Bi = pm.summary(trace_ss1, var_names=['B'])['mean'][0]
Ai = pm.summary(trace_ss1, var_names=['A'])['mean'][0]
ni = pm.summary(trace_ss1, var_names=['n'])['mean'][0]
az.plot_trace(trace_ss1, var_names=['B','A','n'])

Can you write your logp in Theano without the for-loop, i.e. vectorized?

Actually, I am not familiar with Theano. I don’t know how to do that.

Isn’t that constant and independent of the model parameters?

Also, if I understand correctly, both A and n here (but not SI) are parameters of the model. Are you sure the model is not degenerate (multiple pairs of A and n give the same result)?
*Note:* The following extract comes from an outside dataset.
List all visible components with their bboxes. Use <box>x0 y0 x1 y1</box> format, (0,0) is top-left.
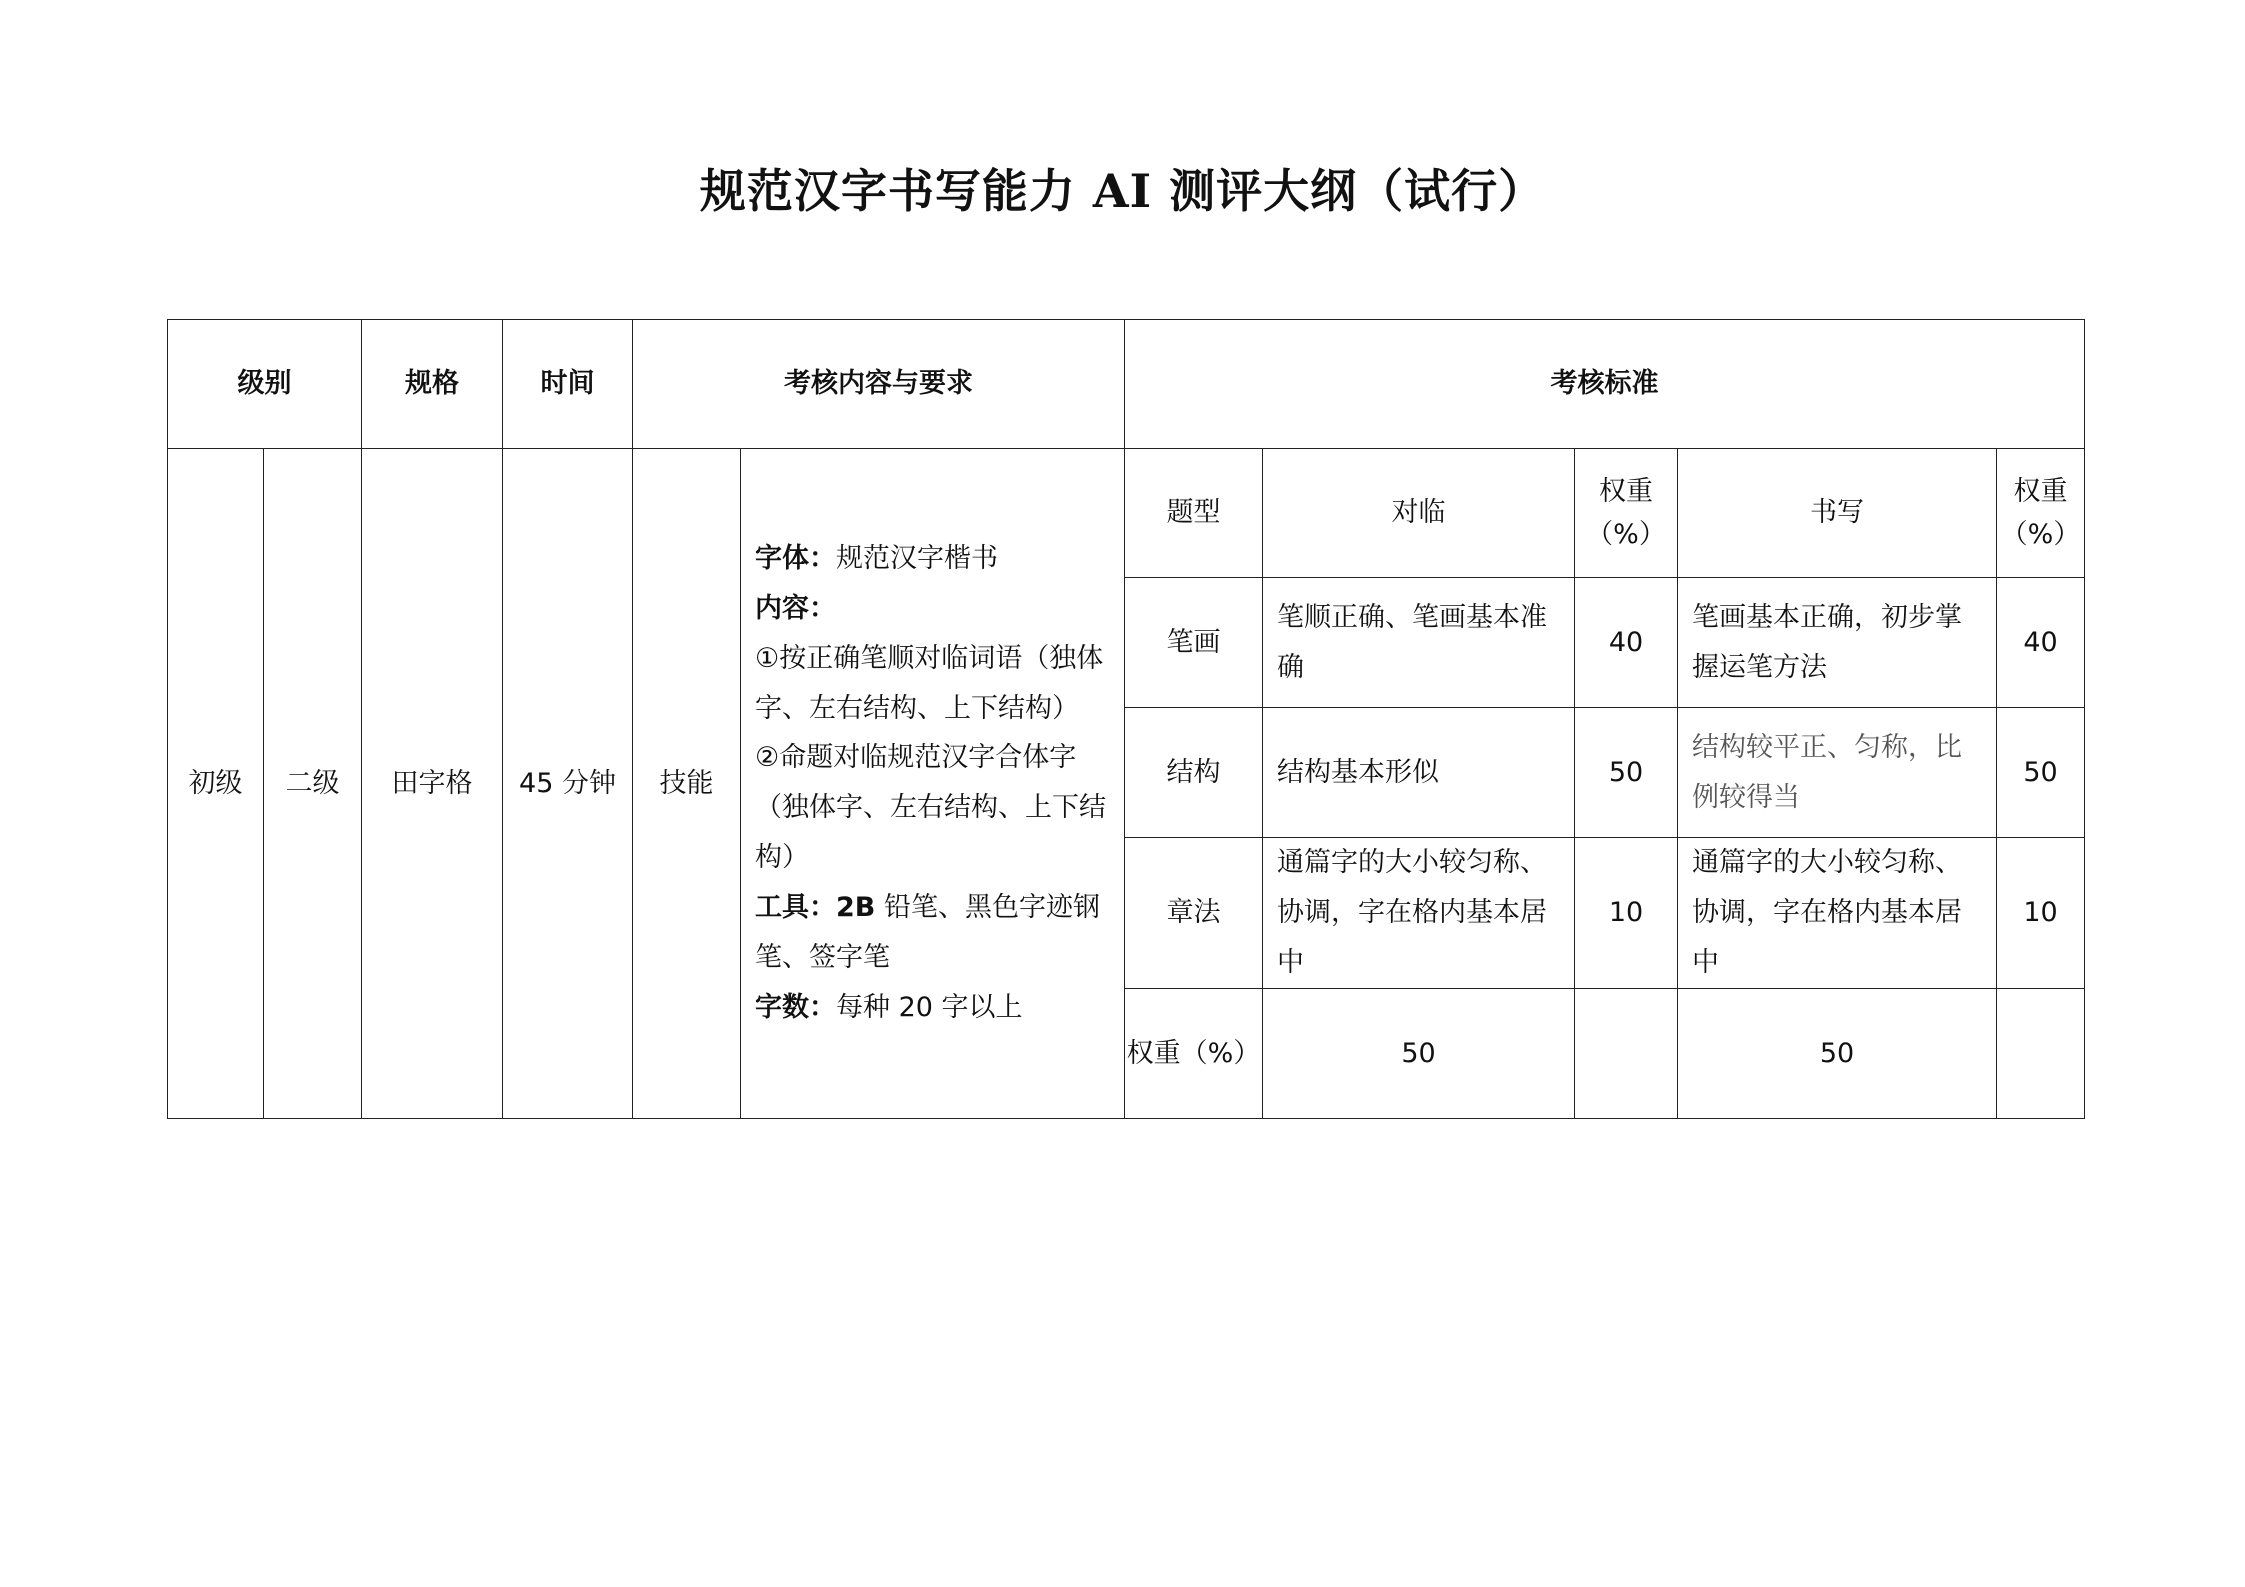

A and n are the parameters of the model and SI is constant (SI=1000).
Actually, A and n are dependent and there are multiple pairs of A and n that give the same result. I bounded the priors to prevent selecting the wrong A and n values but it resulted in truncated posteriors that were not good. I am not sure how to deal with this problem.